Паланкин уже напоминал маленькую лодочку, попавшую в шторм. Бабушка мёртвой хваткой вцепилась в сиденье, в животе бултыхались два яйца, съеденных утром, мухи жужжали под ухом, горло сжалось, тошнотворный яичный запах ударил в нос. Бабушка закусила губу. Нельзя, чтобы тебя вырвало, нельзя! Бабушка приказывала себе: «Нельзя, чтобы тебя стошнило, Фэнлянь, говорят, что, когда невесту рвёт в свадебном паланкине, — это самый дурной знак, тогда всю жизнь счастья не видать…»
Носильщики стали говорить ещё грубее: некоторые поносили моего дедушку, малодушный, мол, человечишка, про каких говорят «при виде денег и у слепого глаза открываются», некоторые намекали, дескать, свежий цветок воткнут в навозную кучу,[27] а третьи заявляли, что Шань Бяньлан — прокажённый, истекающий гноем, мол, даже если просто встать за двором Шаней, то можно учуять смрад гниющей плоти, а во дворе у них толпами вьются зелёные мухи…
— Невестушка, ты не позволяй Шань Бяньлану до себя дотрагиваться, а не то сгниёшь заживо!
Трубы и соны выли и всхлипывали, яичная вонь становилась сильнее, бабушка ещё сильнее закусывала губу, в горло словно кто-то бил кулаком, и она не выдержала, стоило открыть рот, как из него фонтаном вырвалась рвота прямо на шторку паланкина. Пять мух пулей метнулись к рвоте.

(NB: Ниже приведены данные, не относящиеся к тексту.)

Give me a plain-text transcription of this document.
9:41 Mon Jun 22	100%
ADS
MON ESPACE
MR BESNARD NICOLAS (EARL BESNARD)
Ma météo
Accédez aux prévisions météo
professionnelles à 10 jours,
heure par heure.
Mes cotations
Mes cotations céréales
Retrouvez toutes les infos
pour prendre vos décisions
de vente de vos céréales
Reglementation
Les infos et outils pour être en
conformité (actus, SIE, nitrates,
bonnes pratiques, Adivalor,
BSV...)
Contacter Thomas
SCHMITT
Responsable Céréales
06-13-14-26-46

— О, затошнило её! Трясите! — заорали носильщики. — Трясите! Рано или поздно растрясём её на разговоры!
— Братцы… пощадите… — горестно вымолвила бабушка в перерыве между рвотными спазмами, а потом заревела в голос. Бабушке было очень обидно, она понимала, что впереди её ждёт нечто опасное и до конца жизни не вырваться ей из моря страданий. Папа, мама… падкий на деньги отец, жестокосердная мать, вы мою жизнь сломали!
От бабушкиного рёва гаолян содрогнулся. Носильщики перестали раскачивать паланкин, музыканты, создававшие своими инструментами бурю и поднимавшие волны, перестали дудеть. Остался лишь бабушкин горестный плач, да вступила одинокая грустная сона, которая рыдает даже красивее, чем любая из женщин. Услыхав эти звуки, бабушка резко прекратила плакать, как будто бы прислушалась к голосу природы, внимая музыке, доносившейся словно с небес. Бабушкино припудренное личико увяло, покрытое жемчужинами слёз, в этой горестной мелодии она уловила звуки смерти, почуяла дыхание смерти, увидела смеющееся лицо божества смерти с такими же тёмно-красными, как гаолян, губами и кожей золотисто-жёлтого цвета зрелой кукурузы.
Носильщики замолчали, шаги их стали тяжёлыми. Завывания жертвы в паланкине под аккомпанемент соны разбередили их души — так весло нарушает покой ряски или дождь бьёт по траурному флагу с заклинаниями, призывающими душу. Процессия, двигавшаяся по узкой тропинке в гаоляновом поле, перестала напоминать свадебную, а походила теперь на похоронную. У носильщика, что был ближе всех к бабушкиным ножкам — моего будущего дедушки Юй Чжаньао, — душа озарилась странным предчувствием, которое вспыхнуло внутри, как пламя, и осветило дорогу впереди. Бабушкин плач пробудил в глубинах его души давно сокрытую там любовь.